Your Weekly Reeder: In tribute to Up an Octave

Apr 25, 2006 at 8:04 pm

News item: Kentucky legislature fails to pass insurance plan for thoroughbred jockeys who have suffered catastrophic injuries.


LEXINGTON, Ky. — In the walking ring at Keeneland, on a gray and drizzly Thursday afternoon, the big colt looked sleek and robust as his groom led him around in tight little circles. His name was Up an Octave, and the Vinery Stables was sending him out to the Forerunner Stakes, a grass race over the distance of a mile and an eighth.


From its inception in 1950 through 1985, the Forerunner was an overnight allowance race that was popular with trainers who were getting horses ready for the Kentucky Derby. The great trainer Woody Stephens loved the Forerunner. He used it often when he was training for Capt. Harry Guggenheim’s Cain Hoy Stable, and, later, for Claiborne Farm.


Ironically, the Forerunner has receded in importance after becoming a stakes. But that’s because whims and trends have forced the realignment of the racing calendar. Now, instead of drawing serious Derby contenders, the Forerunner mainly gets 3-year-olds who are slow developers or who haven’t justified their nomination to the Triple Crown winners.


“How’s the turf course?”
His shoulders hunched against the drizzle, Tom Ludt, the manager of the vast Vinery operation, looked quizzically at John Velasquez, the superb jockey whom trainer Todd Pletcher had retained to ride Up an Octave in the Forerunner.


Velasquez shrugged, shook his head and smiled wanly. He crossed his arms, stretching Vinery’s green and white silks tight across his back.


“OK, I guess,” he said. “Getting pretty soft.”
For Ludt, this was not good news.


“We were hoping the course would be firm,” he said, watching as Pletcher gave Velasquez his final instructions and boosted him into the saddle.


A son of Brahms out of the Time for a Change mare Afleet Change, Up an Octave was just beginning to find his niche on the grass. In his previous start, with Velasquez riding him for the first time, he finished second by a neck in the $100,000 Palm Beach Stakes at Gulfstream.


He was the sort of colt that gladdened a trainer’s heart at this time of the year, and so savvy bettors in the Keeneland crowd of 10,642 sent him off as the 4-to-5 favorite in the field of eight.
Instead of watching from the clubhouse, Ludt and Vinery’s Ben Mackelroy went into the winner’s circle and stood in the mud at the rail. Neither said much until the field turned for home. Up an Octave was in the middle of the track, fighting Tahoe Warrior for the lead.


Down the stretch and through the mist they came, their hooves digging up divots of turf and clods of mud. Up an Octave had every chance to quit. Instead, with Velasquez skillfully nursing every last bit of courage from him, he stuck his head in front as the field pounded past Ludt and Mackelroy, who now were in full voice.
“Get him home, John. Get him home!”


At the wire, Up an Octave was a clear winner. Ludy and Mackelroy hugged and exchanged high fives. But, then, suddenly the crowd gasped and became preternaturally silent. Smiles frozen, Ludt and Mackelroy whirled to look at the jumbo infield TV, which showed Velasquez on the ground and the colt falling on him.
Ludt knew immediately.


“He snapped a leg,” he said numbly.
Despite the great technological strides in equine medicine, it’s still impossible to repair a foreleg that has been snapped in two. The only solution is to put the horse out of its misery immediately.
Only a couple of minutes after the race of his young life, Up and Octave was dead.
The crumpled body of Velasquez had not moved.

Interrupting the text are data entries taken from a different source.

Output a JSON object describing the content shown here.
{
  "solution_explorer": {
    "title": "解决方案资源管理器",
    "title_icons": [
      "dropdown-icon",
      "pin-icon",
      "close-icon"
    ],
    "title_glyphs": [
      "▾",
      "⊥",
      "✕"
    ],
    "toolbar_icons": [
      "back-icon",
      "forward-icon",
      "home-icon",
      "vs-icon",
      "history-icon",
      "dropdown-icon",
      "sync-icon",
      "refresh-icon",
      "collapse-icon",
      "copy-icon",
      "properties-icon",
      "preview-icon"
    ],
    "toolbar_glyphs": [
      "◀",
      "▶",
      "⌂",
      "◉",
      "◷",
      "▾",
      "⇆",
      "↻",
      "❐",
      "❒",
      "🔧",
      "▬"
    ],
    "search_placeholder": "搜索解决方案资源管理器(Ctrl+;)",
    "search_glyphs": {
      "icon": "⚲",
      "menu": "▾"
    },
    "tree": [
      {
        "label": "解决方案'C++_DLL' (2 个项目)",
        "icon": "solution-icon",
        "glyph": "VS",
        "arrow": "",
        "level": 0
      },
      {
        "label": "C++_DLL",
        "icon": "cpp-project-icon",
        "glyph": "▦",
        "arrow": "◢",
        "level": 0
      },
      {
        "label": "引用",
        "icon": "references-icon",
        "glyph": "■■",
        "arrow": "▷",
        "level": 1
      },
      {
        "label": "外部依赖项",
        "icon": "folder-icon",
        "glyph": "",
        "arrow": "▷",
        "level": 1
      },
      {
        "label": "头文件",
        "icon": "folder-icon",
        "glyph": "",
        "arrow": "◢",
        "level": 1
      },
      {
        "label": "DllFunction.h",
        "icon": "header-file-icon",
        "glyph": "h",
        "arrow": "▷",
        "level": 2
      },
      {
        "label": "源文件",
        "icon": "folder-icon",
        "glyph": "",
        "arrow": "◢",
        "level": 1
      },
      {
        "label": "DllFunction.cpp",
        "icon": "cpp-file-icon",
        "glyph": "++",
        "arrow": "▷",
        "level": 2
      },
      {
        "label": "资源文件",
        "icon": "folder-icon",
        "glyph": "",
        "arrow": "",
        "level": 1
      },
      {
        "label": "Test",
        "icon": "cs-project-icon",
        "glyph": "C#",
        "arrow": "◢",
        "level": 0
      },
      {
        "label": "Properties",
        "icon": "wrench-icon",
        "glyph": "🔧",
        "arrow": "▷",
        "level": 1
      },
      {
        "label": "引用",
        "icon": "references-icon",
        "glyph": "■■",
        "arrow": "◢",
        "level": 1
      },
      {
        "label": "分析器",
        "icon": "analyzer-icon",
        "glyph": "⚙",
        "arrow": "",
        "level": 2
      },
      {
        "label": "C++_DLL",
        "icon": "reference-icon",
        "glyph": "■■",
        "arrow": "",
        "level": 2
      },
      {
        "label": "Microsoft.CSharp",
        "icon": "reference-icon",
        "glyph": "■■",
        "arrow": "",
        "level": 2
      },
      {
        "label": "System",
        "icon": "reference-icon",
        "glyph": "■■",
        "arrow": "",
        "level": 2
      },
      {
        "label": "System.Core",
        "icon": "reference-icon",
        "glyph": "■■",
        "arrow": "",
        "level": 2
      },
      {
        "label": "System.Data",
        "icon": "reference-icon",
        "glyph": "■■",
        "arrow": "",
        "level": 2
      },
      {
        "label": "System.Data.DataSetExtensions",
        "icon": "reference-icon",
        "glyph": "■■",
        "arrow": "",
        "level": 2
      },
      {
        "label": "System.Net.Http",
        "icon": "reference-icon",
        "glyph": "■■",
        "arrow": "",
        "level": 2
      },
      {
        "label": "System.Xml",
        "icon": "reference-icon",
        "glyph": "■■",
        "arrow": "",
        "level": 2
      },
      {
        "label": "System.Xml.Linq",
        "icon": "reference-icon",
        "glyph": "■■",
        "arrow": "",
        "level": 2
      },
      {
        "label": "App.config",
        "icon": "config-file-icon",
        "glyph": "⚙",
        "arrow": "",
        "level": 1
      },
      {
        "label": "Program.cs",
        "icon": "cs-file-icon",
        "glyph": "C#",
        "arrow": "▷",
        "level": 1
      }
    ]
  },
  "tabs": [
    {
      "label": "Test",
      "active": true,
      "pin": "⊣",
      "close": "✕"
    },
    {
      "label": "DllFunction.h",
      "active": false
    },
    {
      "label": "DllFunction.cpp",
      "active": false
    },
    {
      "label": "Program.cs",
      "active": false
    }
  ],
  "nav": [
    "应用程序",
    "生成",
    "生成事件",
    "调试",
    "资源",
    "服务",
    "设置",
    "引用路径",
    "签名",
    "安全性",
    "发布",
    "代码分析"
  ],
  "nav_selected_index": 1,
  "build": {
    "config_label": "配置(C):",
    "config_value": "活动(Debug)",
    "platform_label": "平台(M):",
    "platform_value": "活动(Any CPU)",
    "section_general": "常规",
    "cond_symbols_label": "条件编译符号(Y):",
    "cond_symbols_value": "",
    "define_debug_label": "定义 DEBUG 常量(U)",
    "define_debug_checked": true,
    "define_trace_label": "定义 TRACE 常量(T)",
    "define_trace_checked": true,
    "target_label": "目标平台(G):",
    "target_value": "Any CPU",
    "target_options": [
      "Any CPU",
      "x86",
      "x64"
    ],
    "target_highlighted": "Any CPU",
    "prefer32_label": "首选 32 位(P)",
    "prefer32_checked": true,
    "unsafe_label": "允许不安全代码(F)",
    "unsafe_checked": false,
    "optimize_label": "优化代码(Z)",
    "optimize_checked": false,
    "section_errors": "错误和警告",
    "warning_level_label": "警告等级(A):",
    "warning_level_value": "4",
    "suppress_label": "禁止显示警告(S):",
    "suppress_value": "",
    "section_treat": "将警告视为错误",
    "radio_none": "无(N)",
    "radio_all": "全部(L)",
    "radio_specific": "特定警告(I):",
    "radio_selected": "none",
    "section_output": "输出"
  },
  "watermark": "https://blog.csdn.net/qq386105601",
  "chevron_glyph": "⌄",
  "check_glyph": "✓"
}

The silence was so profound that you could hear the raindrops.
When the jockey finally was placed into an ambulance and carried away, there was a smattering of applause. Keeneland president Nick Nicholson told Ludt that Velasquez had some broken bones, but was otherwise OK.
The injury apparently knocked Velasquez out of the Kentucky Derby on May 6. Even at that, he was lucky. It could have been much worse. As a turf writer once observed, riding a race horse is the only job in the world where an ambulance follows you to work.


There was no trophy presentation or winner’s circle photograph. The victory toast in the VIP area was canceled.
The rain continued to fall as the crowd slowly came out of shock and began studying the field for the last race of the ruined day.